De volta ao fardamento que o consagrou, soltou uma jabuticaba: “Minha vontade é encher a tua boca com uma porrada”. Que país é este? Só no Brasil, que eu saiba, um presidente responde dessa forma a um jornalista. Na ditadura, a tortura acontecia nos porões. Em público, não existia. Em nações de democracia altamente enraizada, essa resposta do presidente seria considerada intimidação à imprensa. Poderia ensejar um processo de impeachment por quebra de decoro.

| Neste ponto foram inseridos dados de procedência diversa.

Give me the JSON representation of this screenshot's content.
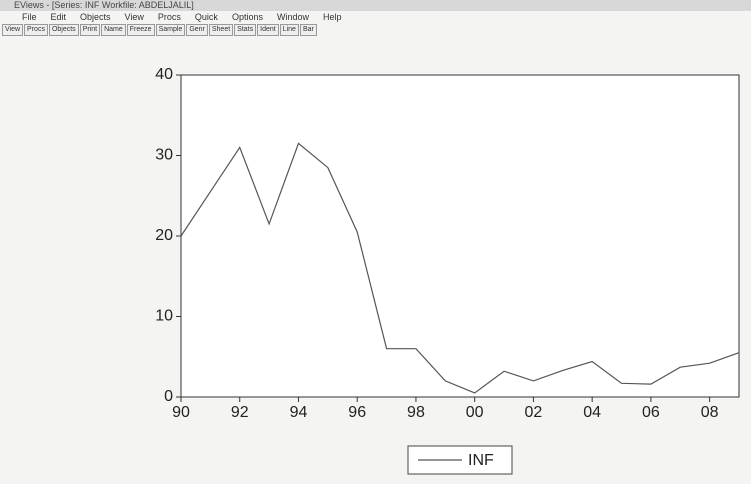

Entre nós, decoro não passa de uma fórmula de etiqueta que caiu em desuso como o lenço de pano no bolso do casaco e a peruca empoada na Europa. Os generais eram mais discretos do que o capitão? Até hoje Bolsonaro não deu explicação consistente sobre os R$ 89 mil depositados pelo faz-tudo do 01, o misterioso Queiroz, na conta da agora primeira-dama do país. Sugeriram que tudo seria esclarecido e eu fiquei esperando.

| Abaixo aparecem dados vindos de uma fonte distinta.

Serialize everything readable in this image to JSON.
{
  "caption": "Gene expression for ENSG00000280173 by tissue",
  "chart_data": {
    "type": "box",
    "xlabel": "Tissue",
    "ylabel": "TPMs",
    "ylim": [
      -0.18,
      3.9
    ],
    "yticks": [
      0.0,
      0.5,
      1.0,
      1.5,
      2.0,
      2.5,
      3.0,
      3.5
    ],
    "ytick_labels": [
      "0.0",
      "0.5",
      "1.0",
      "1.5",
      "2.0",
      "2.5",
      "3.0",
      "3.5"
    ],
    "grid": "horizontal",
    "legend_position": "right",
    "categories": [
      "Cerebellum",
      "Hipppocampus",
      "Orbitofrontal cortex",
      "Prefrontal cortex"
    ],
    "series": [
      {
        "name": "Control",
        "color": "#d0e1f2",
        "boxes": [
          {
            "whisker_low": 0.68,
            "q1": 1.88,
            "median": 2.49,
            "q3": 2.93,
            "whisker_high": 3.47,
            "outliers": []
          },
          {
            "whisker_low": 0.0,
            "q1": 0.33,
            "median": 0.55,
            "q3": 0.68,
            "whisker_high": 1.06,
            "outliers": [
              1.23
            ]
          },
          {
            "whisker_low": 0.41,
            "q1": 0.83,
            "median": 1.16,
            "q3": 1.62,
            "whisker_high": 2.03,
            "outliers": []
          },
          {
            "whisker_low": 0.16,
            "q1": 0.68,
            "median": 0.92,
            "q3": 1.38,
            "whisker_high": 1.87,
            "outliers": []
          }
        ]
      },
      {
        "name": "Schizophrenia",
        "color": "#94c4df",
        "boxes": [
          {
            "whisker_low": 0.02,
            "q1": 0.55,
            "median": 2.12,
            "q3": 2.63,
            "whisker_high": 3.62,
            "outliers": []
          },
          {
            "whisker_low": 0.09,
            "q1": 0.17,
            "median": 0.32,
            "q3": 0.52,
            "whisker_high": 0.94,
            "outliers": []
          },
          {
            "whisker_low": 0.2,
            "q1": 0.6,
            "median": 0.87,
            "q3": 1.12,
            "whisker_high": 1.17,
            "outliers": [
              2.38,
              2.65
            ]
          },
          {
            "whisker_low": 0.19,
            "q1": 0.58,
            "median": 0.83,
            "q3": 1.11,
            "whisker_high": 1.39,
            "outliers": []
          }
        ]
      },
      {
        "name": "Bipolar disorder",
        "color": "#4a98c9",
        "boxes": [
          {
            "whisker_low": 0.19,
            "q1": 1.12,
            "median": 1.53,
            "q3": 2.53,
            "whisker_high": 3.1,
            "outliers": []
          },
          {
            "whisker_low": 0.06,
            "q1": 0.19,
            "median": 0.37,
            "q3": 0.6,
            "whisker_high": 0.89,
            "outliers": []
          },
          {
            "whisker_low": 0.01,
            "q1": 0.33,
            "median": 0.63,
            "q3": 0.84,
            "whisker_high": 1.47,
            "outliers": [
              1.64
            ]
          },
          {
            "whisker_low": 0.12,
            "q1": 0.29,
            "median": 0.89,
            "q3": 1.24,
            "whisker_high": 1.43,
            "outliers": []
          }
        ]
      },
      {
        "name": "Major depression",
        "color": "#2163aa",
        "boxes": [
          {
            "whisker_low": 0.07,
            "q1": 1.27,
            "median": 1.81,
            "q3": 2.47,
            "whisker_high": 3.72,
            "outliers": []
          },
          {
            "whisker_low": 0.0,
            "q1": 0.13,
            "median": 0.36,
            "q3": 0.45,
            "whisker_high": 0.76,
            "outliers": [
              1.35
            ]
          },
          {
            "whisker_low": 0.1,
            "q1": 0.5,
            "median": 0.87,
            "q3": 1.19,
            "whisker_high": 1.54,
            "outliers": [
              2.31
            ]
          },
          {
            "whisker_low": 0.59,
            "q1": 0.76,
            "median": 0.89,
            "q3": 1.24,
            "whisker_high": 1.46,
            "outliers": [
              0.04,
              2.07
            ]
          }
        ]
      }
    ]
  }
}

Uma hipótese me vem à mente: Bolsonaro inventou uma nova forma de comunicação, a franqueza brutal, o coice como argumento, a violência verbal como forma de provocar debates inflamados. Talvez seja possível escrever um tratado de retórica a partir do modelo encarnado por ele: da estupidez como autenticidade absoluta. Esse negócio deve dar até votos. O sujeito ouve e exulta: “Ele fala como a gente”. Preciso refletir mais para me tentar me acostumar com a ideia. Bolsonaro sempre me surpreende. Disseram que ele manteria a sua “nova política” e ainda assim estabeleceria vínculos com o parlamento. Fiquei na expectativa. Quando acordei, o Centrão já comemorava.
Há quem diga que a democracia brasileira corre perigo. Até o decano do Supremo Tribunal Federal, ministro Celso de Mello, que não tem fama de radical e comunista, andou prevenindo em relação a isso. Excedeu-se ao fazer comparações com Hitler. Outro ministro do STF, o o insuspeito lavajatista Edson Fachin, foi direto ao ponto: “As eleições de 2022 podem ser comprometidas se não se proteger o consenso em torno das instituições democráticas”. Ele denunciou um cavalo de Troia no governo. Há quem tranquilize: nossa democracia tem pernas sólidas, saúde robusta, ombros largos, não vai desabar por causa de uma fala equivocada num momento de tensão. Peso, pondero, tento não me desesperar, ouço todos os lados. Se a nossa democracia se segura, a tal liturgia do cargo vai mal. O presidente castiga a ponderação que se espera de um homem com o cargo que ocupa. Jairzinho Paz e Amor pisou na bola? Vai recuperar a moderação? Só reagiu a uma provocação? Não tem nervos de aço? Reagiu como ser humano acossado? Não sei. Sempre me faço perguntas esquisitas assim: e se fosse o Lula?